Add this update to your standard patch schedule, and make sure that all of your legacy database applications have been tested before a full roll-out.
This section gets a little bigger with each Patch Tuesday. Microsoft is addressing six critical updates and a further six updates rated as important covering the following development areas:
- Chakra Scripting Engine
- Rome SDK (in case you didn’t know, its Microsoft’s in-house Graph tool)
- Diagnostics Hub Standard Collector Service
- .NET Framework. Core and .NET Core
- Azure DevOps and Team Foundation Server
Critical updates to Chakra Core and Microsoft Team Foundation server will require immediate attention while the remaining patches should be included in the developer update release schedule. With upcoming major releases to .NET Core this November, we will continue to see large updates in this area.

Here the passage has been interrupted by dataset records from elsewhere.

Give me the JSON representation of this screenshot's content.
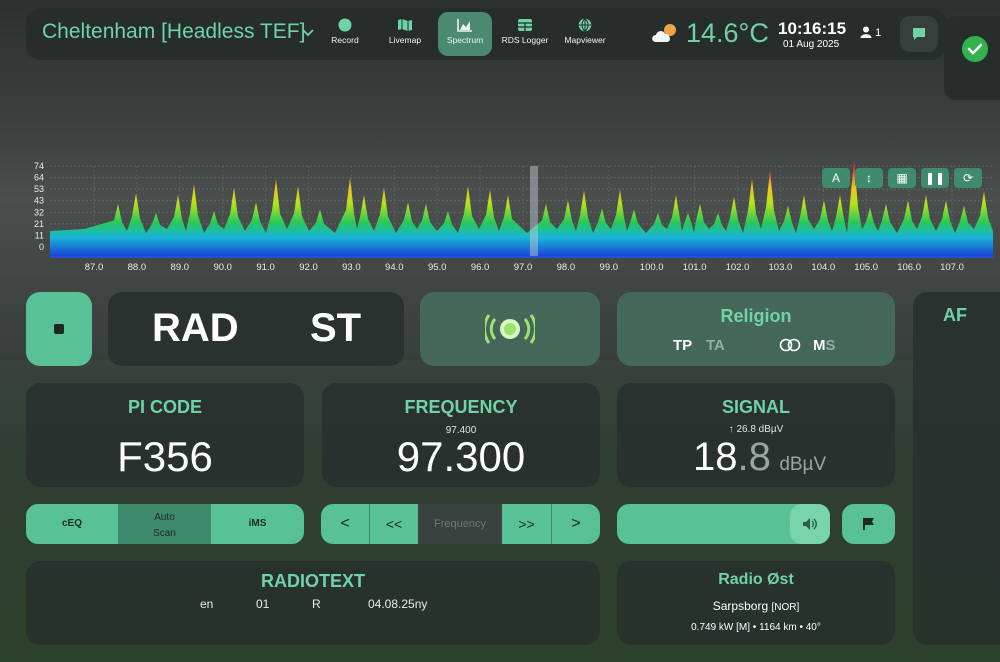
{
  "header": {
    "station": "Cheltenham [Headless TEF]",
    "nav": [
      {
        "label": "Record",
        "icon": "record-icon"
      },
      {
        "label": "Livemap",
        "icon": "map-icon"
      },
      {
        "label": "Spectrum",
        "icon": "chart-icon",
        "active": true
      },
      {
        "label": "RDS Logger",
        "icon": "table-icon"
      },
      {
        "label": "Mapviewer",
        "icon": "globe-icon"
      }
    ],
    "temperature": "14.6°C",
    "time": "10:16:15",
    "date": "01 Aug 2025",
    "users": "1"
  },
  "spectrum": {
    "y_ticks": [
      "74",
      "64",
      "53",
      "43",
      "32",
      "21",
      "11",
      "0"
    ],
    "x_ticks": [
      "87.0",
      "88.0",
      "89.0",
      "90.0",
      "91.0",
      "92.0",
      "93.0",
      "94.0",
      "95.0",
      "96.0",
      "97.0",
      "98.0",
      "99.0",
      "100.0",
      "101.0",
      "102.0",
      "103.0",
      "104.0",
      "105.0",
      "106.0",
      "107.0"
    ],
    "tools": [
      "A",
      "↕",
      "▦",
      "❚❚",
      "⟳"
    ]
  },
  "rds": {
    "ps_left": "RAD",
    "ps_right": "ST",
    "pty": "Religion",
    "flags": {
      "tp": "TP",
      "ta": "TA",
      "m": "M",
      "s": "S"
    },
    "af_label": "AF"
  },
  "pi": {
    "title": "PI CODE",
    "value": "F356"
  },
  "frequency": {
    "title": "FREQUENCY",
    "previous": "97.400",
    "value": "97.300"
  },
  "signal": {
    "title": "SIGNAL",
    "peak": "26.8 dBµV",
    "value_int": "18",
    "value_dec": ".8",
    "unit": "dBµV"
  },
  "controls": {
    "ceq": "cEQ",
    "autoscan_1": "Auto",
    "autoscan_2": "Scan",
    "ims": "iMS",
    "freq_placeholder": "Frequency",
    "prev": "<",
    "fast_prev": "<<",
    "fast_next": ">>",
    "next": ">"
  },
  "radiotext": {
    "title": "RADIOTEXT",
    "line": [
      "en",
      "01",
      "R",
      "04.08.25ny"
    ]
  },
  "tx": {
    "name": "Radio Øst",
    "city": "Sarpsborg",
    "country": "[NOR]",
    "details": "0.749 kW [M] • 1164 km • 40°"
  }
}
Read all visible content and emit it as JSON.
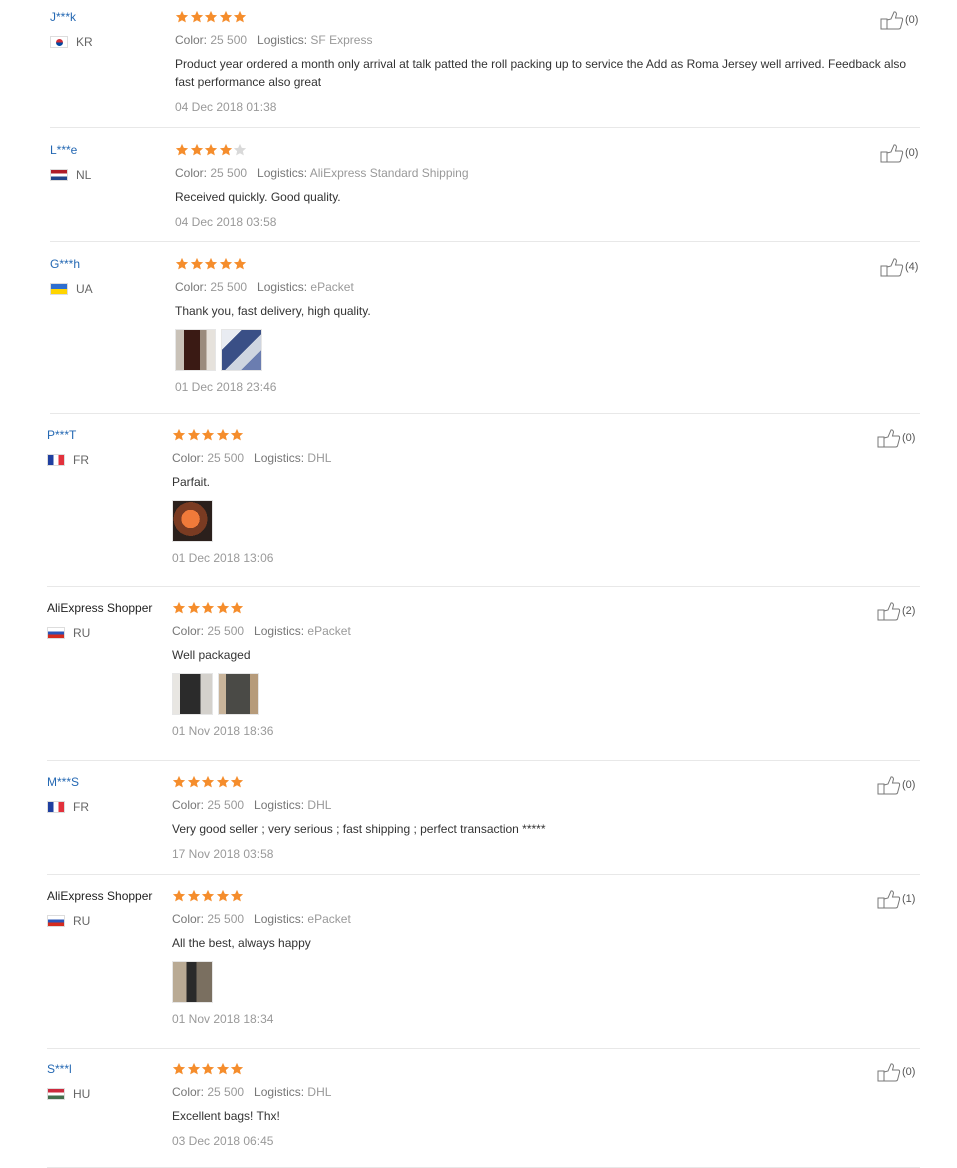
{
  "colors": {
    "accent": "#2468b3",
    "star": "#f58d2c",
    "star_empty": "#d9d9d9",
    "divider": "#e8e8e8"
  },
  "labels": {
    "color": "Color:",
    "logistics": "Logistics:"
  },
  "reviews": [
    {
      "user": "J***k",
      "country": "KR",
      "flag": "kr",
      "rating": 5,
      "color": "25 500",
      "logistics": "SF Express",
      "text": "Product year ordered a month only arrival at talk patted the roll packing up to service the Add as Roma Jersey well arrived. Feedback also fast performance also great",
      "photos": [],
      "date": "04 Dec 2018 01:38",
      "helpful": "(0)"
    },
    {
      "user": "L***e",
      "country": "NL",
      "flag": "nl",
      "rating": 4,
      "color": "25 500",
      "logistics": "AliExpress Standard Shipping",
      "text": "Received quickly. Good quality.",
      "photos": [],
      "date": "04 Dec 2018 03:58",
      "helpful": "(0)"
    },
    {
      "user": "G***h",
      "country": "UA",
      "flag": "ua",
      "rating": 5,
      "color": "25 500",
      "logistics": "ePacket",
      "text": "Thank you, fast delivery, high quality.",
      "photos": [
        "photo-dark-bag",
        "photo-blue-package"
      ],
      "date": "01 Dec 2018 23:46",
      "helpful": "(4)"
    },
    {
      "user": "P***T",
      "country": "FR",
      "flag": "fr",
      "rating": 5,
      "color": "25 500",
      "logistics": "DHL",
      "text": "Parfait.",
      "photos": [
        "photo-orange-bag"
      ],
      "date": "01 Dec 2018 13:06",
      "helpful": "(0)"
    },
    {
      "user": "AliExpress Shopper",
      "country": "RU",
      "flag": "ru",
      "rating": 5,
      "color": "25 500",
      "logistics": "ePacket",
      "text": "Well packaged",
      "photos": [
        "photo-black-bag",
        "photo-package-brown"
      ],
      "date": "01 Nov 2018 18:36",
      "helpful": "(2)"
    },
    {
      "user": "M***S",
      "country": "FR",
      "flag": "fr",
      "rating": 5,
      "color": "25 500",
      "logistics": "DHL",
      "text": "Very good seller ; very serious ; fast shipping ; perfect transaction *****",
      "photos": [],
      "date": "17 Nov 2018 03:58",
      "helpful": "(0)"
    },
    {
      "user": "AliExpress Shopper",
      "country": "RU",
      "flag": "ru",
      "rating": 5,
      "color": "25 500",
      "logistics": "ePacket",
      "text": "All the best, always happy",
      "photos": [
        "photo-bag-closeup"
      ],
      "date": "01 Nov 2018 18:34",
      "helpful": "(1)"
    },
    {
      "user": "S***l",
      "country": "HU",
      "flag": "hu",
      "rating": 5,
      "color": "25 500",
      "logistics": "DHL",
      "text": "Excellent bags! Thx!",
      "photos": [],
      "date": "03 Dec 2018 06:45",
      "helpful": "(0)"
    }
  ]
}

As always, we suggest some thorough testing and a staged release cadence for your development updates.
Adobe is back on form with a critical update included in this month’s regular patch cycle. Adobe’s update (APSB19-46) addresses two memory related issues which could lead to arbitrary code execution on the target platform. Both security issues (CVE-2019-8070 and CVE-2019-8069) have a combined base CVSS score of 8.2, and so we suggest that you add this critical update to your Patch Tuesday release schedule.